Another quotation from Pearson: "To-day we feed our criminals up, and we feed up our insane, we let both out of the prison or asylum 'reformed' or 'cured,' as the case may be, only after a few months to return to State supervision, leaving behind them the germs of a new generation of deteriorants. The average number of crimes due to the convicts in his Majesty's prisons to-day is ten apiece. We cannot reform the criminal, nor cure the insane from the standpoint of heredity; the taint varies not with their mental or moral conduct. These are the products of the somatic cells; the disease lies deeper in their germinal constitution. Education for the criminal, fresh air for the tuberculous, rest and food for the neurotic—these are excellent, they may bring control, sound lungs, and sanity to the individual; but they will not save the offspring from the need of like treatment, nor from the danger of collapse when the time of strain comes. They cannot make a nation sound in mind and body, they merely screen degeneracy behind a throng of arrested degenerates. Our highly developed human sympathy will no longer allow us to watch the State purify itself by the aid of crude natural selection. We see pain and suffering only to relieve it, without inquiry as to the moral character of the sufferer or as to his national or racial value. And this is right—no man is responsible for his own being; and nature and nurture, over which he had no control, have made him the being he is, good or evil. But here science steps in, crying: Let the reprieve be accepted, but next remind the social conscience of its duty to the race ... let there be no heritage if you would build up and preserve a virile and efficient people.
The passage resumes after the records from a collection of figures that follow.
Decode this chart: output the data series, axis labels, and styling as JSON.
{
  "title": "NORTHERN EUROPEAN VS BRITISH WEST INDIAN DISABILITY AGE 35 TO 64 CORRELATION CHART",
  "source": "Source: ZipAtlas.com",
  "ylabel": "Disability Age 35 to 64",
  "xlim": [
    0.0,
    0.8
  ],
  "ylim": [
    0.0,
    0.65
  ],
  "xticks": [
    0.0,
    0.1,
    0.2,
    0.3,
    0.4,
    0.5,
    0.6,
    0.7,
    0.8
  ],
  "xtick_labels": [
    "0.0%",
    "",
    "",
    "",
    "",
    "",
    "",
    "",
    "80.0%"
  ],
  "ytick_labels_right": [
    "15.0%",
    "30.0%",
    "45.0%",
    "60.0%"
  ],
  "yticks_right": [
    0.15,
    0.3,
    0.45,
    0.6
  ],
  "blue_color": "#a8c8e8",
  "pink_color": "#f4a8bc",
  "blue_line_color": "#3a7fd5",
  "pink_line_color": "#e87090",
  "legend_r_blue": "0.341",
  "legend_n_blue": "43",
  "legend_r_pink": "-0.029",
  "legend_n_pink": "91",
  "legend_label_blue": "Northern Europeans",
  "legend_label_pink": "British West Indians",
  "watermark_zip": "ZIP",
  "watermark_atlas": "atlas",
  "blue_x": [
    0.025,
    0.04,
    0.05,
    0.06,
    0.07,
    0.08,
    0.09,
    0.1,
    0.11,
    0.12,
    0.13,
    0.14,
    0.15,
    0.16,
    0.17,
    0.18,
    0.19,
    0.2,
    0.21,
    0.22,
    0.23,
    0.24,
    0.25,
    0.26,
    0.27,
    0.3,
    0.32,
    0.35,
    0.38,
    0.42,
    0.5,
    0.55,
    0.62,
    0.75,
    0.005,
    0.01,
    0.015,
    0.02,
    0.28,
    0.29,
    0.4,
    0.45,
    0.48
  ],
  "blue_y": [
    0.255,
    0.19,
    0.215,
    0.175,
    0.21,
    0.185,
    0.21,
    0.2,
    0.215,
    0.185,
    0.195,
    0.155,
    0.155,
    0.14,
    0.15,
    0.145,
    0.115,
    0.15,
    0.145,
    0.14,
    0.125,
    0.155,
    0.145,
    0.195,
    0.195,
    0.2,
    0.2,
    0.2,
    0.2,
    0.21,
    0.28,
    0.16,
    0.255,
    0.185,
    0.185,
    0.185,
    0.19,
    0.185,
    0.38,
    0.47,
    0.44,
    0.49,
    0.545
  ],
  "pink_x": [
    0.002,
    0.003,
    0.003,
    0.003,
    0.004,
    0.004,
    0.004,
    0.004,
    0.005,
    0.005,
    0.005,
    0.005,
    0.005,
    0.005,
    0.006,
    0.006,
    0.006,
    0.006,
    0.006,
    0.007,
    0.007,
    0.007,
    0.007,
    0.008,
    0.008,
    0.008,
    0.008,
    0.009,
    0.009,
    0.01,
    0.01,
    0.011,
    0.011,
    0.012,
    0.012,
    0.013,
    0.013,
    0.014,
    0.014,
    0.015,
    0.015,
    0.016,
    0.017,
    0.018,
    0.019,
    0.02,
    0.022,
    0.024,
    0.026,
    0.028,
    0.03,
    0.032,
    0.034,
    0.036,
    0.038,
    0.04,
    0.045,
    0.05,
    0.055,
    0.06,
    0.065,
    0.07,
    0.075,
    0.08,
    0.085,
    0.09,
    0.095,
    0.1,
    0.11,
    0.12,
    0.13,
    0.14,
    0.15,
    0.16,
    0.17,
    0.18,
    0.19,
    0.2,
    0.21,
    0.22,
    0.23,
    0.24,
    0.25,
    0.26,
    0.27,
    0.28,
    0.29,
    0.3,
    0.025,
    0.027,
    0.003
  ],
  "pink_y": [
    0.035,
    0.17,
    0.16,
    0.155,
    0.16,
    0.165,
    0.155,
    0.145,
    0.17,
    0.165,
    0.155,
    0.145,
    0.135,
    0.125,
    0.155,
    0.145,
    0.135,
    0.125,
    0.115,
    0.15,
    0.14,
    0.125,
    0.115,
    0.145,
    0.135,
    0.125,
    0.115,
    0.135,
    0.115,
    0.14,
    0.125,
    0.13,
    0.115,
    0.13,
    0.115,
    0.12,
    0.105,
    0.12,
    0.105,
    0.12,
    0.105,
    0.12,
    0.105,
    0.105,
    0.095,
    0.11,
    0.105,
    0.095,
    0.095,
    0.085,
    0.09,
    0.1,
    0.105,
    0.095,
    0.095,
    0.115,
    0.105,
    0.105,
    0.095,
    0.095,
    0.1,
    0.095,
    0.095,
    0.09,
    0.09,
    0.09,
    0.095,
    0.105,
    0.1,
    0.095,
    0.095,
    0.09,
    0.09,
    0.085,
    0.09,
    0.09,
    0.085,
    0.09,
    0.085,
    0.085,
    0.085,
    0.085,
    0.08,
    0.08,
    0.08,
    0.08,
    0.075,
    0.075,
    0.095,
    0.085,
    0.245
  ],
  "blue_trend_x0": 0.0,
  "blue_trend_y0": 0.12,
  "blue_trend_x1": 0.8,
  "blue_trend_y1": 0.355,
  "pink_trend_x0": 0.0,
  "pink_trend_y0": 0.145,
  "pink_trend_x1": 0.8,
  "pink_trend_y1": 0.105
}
Here, I hold, we reach the kernel of the truth which the science of eugenics has at present revealed."

It is also a part of eugenic practice to oppose vigorously and unmistakably any social practice leading to the reduction in the reproductivity of the desirable and valuable elements of society. There is to be included here for censure a long list of customs and practices, from the enforced celibacy of the Church to the horror of horrors—warfare. A moment's reflection will suggest many reprehensible practices of this kind more or less current in certain classes or communities. The requirement of nonmarriage on the part of women teachers—persons of tested and demonstrated ability, is a very general practice of decidedly noneugenic character. In Great Britain more than 75,000 nurses, all of whom must have passed physical examination, are cut off from reproduction by the same requirement of nonmarriage. Many less striking but all too common practices have the final effect of forbidding marriage to the healthy, physically or mentally capable, helpful, classes. "Help wanted. Must be unencumbered."